The effects of the P2-purinoceptor antagonist, suramin, on ADP-induced increases in human platelet cytosolic calcium concentration ([Ca2+]i) and inhibition of prostaglandin E1 (PGE1)-stimulated adenylate cyclase activity were investigated. Suramin (50-200 microM) acted as an antagonist of ADP-induced increases in [Ca2+]i, causing parallel, rightward shifts of the log concentration-response curve to ADP with no apparent depression of the maximal response. However, the slope of the Schild plot was 2.3 +/- 0.3, similar to that obtained in previous studies on aggregation, indicating that the antagonism was not simply competitive. The apparent pA2 for suramin, taken from the Schild plot, was 4.63, similar to that for suramin's inhibition of aggregation, which suggests that these two effects are closely related. Suramin was not specific for the ADP receptor, however, as it was also able to inhibit, non-competitively, increases in [Ca2+]i induced by 5-hydroxytryptamine. Suramin (50-400 microM) also inhibited the effect of ADP on PGE1-stimulated accumulation of cyclic AMP, causing parallel shifts of the log concentration-response curve to ADP, with a Schild plot slope of 1.00 +/- 0.10, suggesting competitive antagonism, and a pA2 value of 5.09. Suramin (400 microM) did not reduce the inhibition of cyclic AMP accumulation by adrenaline, although it was able to inhibit the accumulation of cyclic AMP caused by PGE1, again showing that suramin has some non-specific effects. These data suggest that suramin is an antagonist at the platelet ADP receptor mediating increases in [Ca2+]i and inhibition of adenylate cyclase, but that it also shows non-specific effects and can depress platelet responses to other agonists. In addition, the similar pA2 value of suramin for the two effects of ADP does not support suggestion that they are mediated by two different receptors on human platelets.

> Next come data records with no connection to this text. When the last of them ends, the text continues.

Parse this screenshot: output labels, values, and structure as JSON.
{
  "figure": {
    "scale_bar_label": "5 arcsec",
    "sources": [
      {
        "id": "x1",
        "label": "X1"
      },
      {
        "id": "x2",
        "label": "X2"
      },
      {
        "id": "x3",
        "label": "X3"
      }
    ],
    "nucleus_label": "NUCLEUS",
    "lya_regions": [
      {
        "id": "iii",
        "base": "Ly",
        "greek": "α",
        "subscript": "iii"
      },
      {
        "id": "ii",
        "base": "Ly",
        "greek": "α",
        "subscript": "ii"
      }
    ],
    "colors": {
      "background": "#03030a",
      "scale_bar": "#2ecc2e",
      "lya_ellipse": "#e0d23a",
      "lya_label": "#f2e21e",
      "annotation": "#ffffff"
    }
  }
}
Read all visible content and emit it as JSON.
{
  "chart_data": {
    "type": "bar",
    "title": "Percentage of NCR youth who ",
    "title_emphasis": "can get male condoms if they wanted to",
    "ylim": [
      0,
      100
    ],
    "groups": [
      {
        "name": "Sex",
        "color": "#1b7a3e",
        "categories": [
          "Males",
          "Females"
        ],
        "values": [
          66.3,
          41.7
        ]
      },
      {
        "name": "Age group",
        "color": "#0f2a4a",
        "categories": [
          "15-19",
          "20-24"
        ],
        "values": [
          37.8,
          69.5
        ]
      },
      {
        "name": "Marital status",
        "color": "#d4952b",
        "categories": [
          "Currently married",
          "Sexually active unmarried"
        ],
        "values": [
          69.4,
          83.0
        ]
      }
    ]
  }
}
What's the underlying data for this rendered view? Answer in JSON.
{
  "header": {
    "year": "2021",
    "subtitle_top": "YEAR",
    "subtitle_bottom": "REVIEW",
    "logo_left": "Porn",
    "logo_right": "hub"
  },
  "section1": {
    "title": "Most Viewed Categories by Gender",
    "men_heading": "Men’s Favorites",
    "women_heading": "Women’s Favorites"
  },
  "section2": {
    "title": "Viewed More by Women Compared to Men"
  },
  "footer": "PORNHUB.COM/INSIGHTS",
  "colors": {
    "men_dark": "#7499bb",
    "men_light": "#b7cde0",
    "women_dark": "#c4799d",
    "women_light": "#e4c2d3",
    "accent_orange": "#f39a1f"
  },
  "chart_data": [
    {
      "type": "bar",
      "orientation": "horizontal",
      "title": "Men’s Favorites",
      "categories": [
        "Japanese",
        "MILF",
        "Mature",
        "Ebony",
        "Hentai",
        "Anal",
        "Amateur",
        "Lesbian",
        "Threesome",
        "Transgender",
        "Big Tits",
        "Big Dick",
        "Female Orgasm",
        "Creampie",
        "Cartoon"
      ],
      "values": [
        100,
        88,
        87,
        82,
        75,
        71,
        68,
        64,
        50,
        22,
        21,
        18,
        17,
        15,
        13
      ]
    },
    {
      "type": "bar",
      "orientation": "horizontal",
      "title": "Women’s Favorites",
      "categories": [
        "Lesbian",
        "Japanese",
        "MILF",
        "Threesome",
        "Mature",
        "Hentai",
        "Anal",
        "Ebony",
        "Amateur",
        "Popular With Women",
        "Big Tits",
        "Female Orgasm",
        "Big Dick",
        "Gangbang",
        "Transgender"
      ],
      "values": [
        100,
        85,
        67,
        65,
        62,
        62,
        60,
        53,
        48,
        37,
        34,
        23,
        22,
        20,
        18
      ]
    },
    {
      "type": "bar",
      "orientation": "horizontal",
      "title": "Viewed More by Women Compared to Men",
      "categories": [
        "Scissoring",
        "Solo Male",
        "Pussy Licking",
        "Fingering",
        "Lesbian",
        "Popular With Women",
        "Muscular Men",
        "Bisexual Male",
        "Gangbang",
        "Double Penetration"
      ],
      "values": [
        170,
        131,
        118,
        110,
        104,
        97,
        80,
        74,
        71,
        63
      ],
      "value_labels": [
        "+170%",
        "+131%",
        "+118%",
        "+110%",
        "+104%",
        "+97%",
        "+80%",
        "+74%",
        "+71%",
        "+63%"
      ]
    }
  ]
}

研究了P2嘌呤受体拮抗剂苏拉明对ADP诱导的人血小板胞浆钙浓度([Ca2+]i)升高以及对前列腺素E1(PGE1)刺激的腺苷酸环化酶活性的抑制作用。苏拉明(50 - 200微摩尔)作为ADP诱导的[Ca2+]i升高的拮抗剂,使对数浓度 - 反应曲线向ADP平行右移,最大反应无明显降低。然而,Schild图的斜率为2.3±0.3,与先前关于聚集的研究结果相似,表明这种拮抗作用并非简单的竞争性。从Schild图得出的苏拉明的表观pA2为4.63,与苏拉明对聚集的抑制作用相似,这表明这两种效应密切相关。然而,苏拉明对ADP受体并不具有特异性,因为它也能够非竞争性地抑制5 - 羟色胺诱导的[Ca2+]i升高。苏拉明(50 - 400微摩尔)还抑制了ADP对PGE1刺激的环磷酸腺苷(cAMP)积累的作用,使对数浓度 - 反应曲线向ADP平行移动,Schild图斜率为1.00±0.10,提示竞争性拮抗作用,pA2值为5.09。苏拉明(400微摩尔)虽然能够抑制PGE1引起的cAMP积累,但并未降低肾上腺素对cAMP积累的抑制作用,再次表明苏拉明具有一些非特异性作用。这些数据表明,苏拉明是介导[Ca2+]i升高和腺苷酸环化酶抑制的血小板ADP受体拮抗剂,但它也表现出非特异性作用,并能抑制血小板对其他激动剂的反应。此外,苏拉明对ADP两种效应的相似pA2值不支持它们由人血小板上两种不同受体介导的观点。